Identification of cancer cell-intrinsic biomarkers associated with tumor progression and characterization of SFTA3 as a tumor suppressor in lung adenocarcinomas

Background: Recent advancements in contemporary therapeutic approaches have increased the survival rates of lung cancer patients; however, the long-term benefits remain constrained, underscoring the pressing need for novel biomarkers. Surfactant-associated 3 (SFTA3), a long non-coding RNA predominantly expressed in normal lung epithelial cells, plays a crucial role in lung development. Nevertheless, its function in lung adenocarcinoma (LUAD) remains inadequately understood.

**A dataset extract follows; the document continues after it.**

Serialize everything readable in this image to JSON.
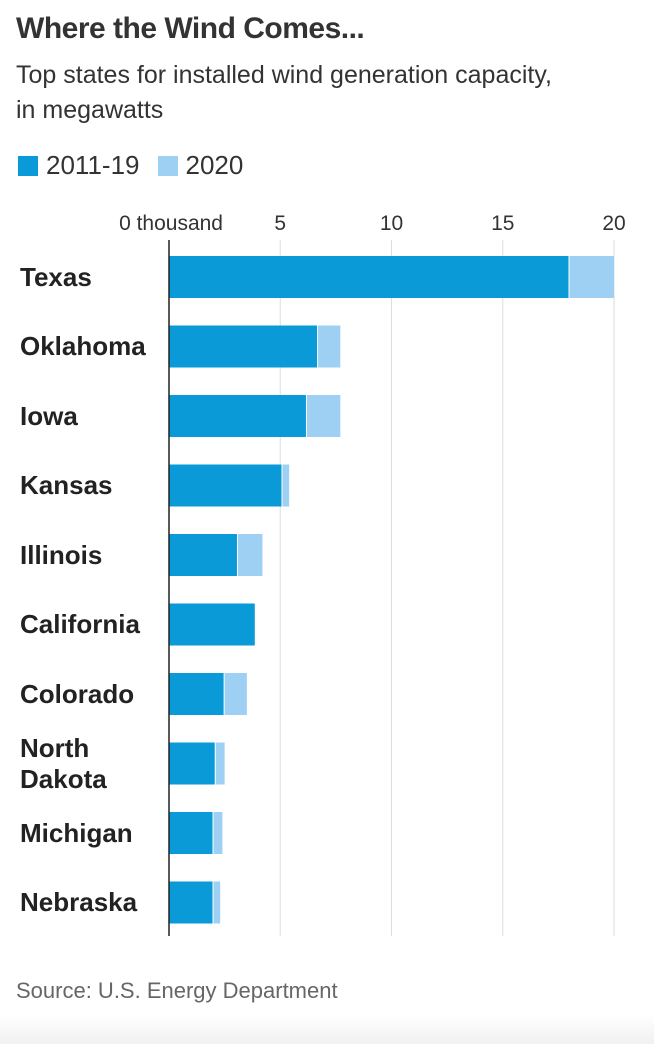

Methods: Single-cell RNA sequencing data were utilized to identify novel cancer cell-intrinsic gene signatures associated with the progression of LUAD, and their roles in LUAD were comprehensively analyzed. Serum samples were collected to quantify the expression levels of SFTA3 in LUAD patients. Furthermore, a series of biological experiments, including cell viability assays, scratch wound healing assays, and colony formation assays, were conducted to demonstrate the tumor-suppressive effects of SFTA3. RNA sequencing was performed to elucidate the molecular mechanisms underlying the role of SFTA3 in lung cancer cells.

Results: We constructed a prognostic model comprising eight genes: ALDOA, ATP5MD, SERPINH1, SFTA3, SLK, U2SURP, SCGB1A1, and SCGB1A3. The model effectively stratified patients into high- and low-risk categories, revealing that low-risk patients experienced superior clinical outcomes, exhibited an immunologically hot tumor microenvironment (TME), and had a greater probability of responding to immunotherapy. In contrast, the high-risk group exhibited a cold TME and may benefit more from chemotherapy. Furthermore, our study revealed that a progressive decrease in SFTA3 expression in cancer cells was correlated with tumor advancement. Notably, the serum levels of SFTA3 significantly decreased in patients with LUAD, suggesting its potential utility in liquid biopsy for LUAD diagnosis. Additionally, the knockdown of SFTA3 enhances the proliferation and migration of lung cancer cells, whereas its overexpression inhibits these phenotypes. The epithelial-mesenchymal transition pathway was significantly enriched following SFTA3 silencing, suggesting that SFTA3 may impact tumor progression by modulating this process. We also identified key transcription factors and epigenetic mechanisms implicated in the downregulation of SFTA3 in LUAD.

Conclusion: We developed a robust prognostic model and identified SFTA3 as a novel biomarker with potential applications in the diagnosis, prognosis, and personalized treatment of LUAD. Additionally, our findings offer new insights into the mechanisms underlying LUAD tumorigenesis and immune evasion.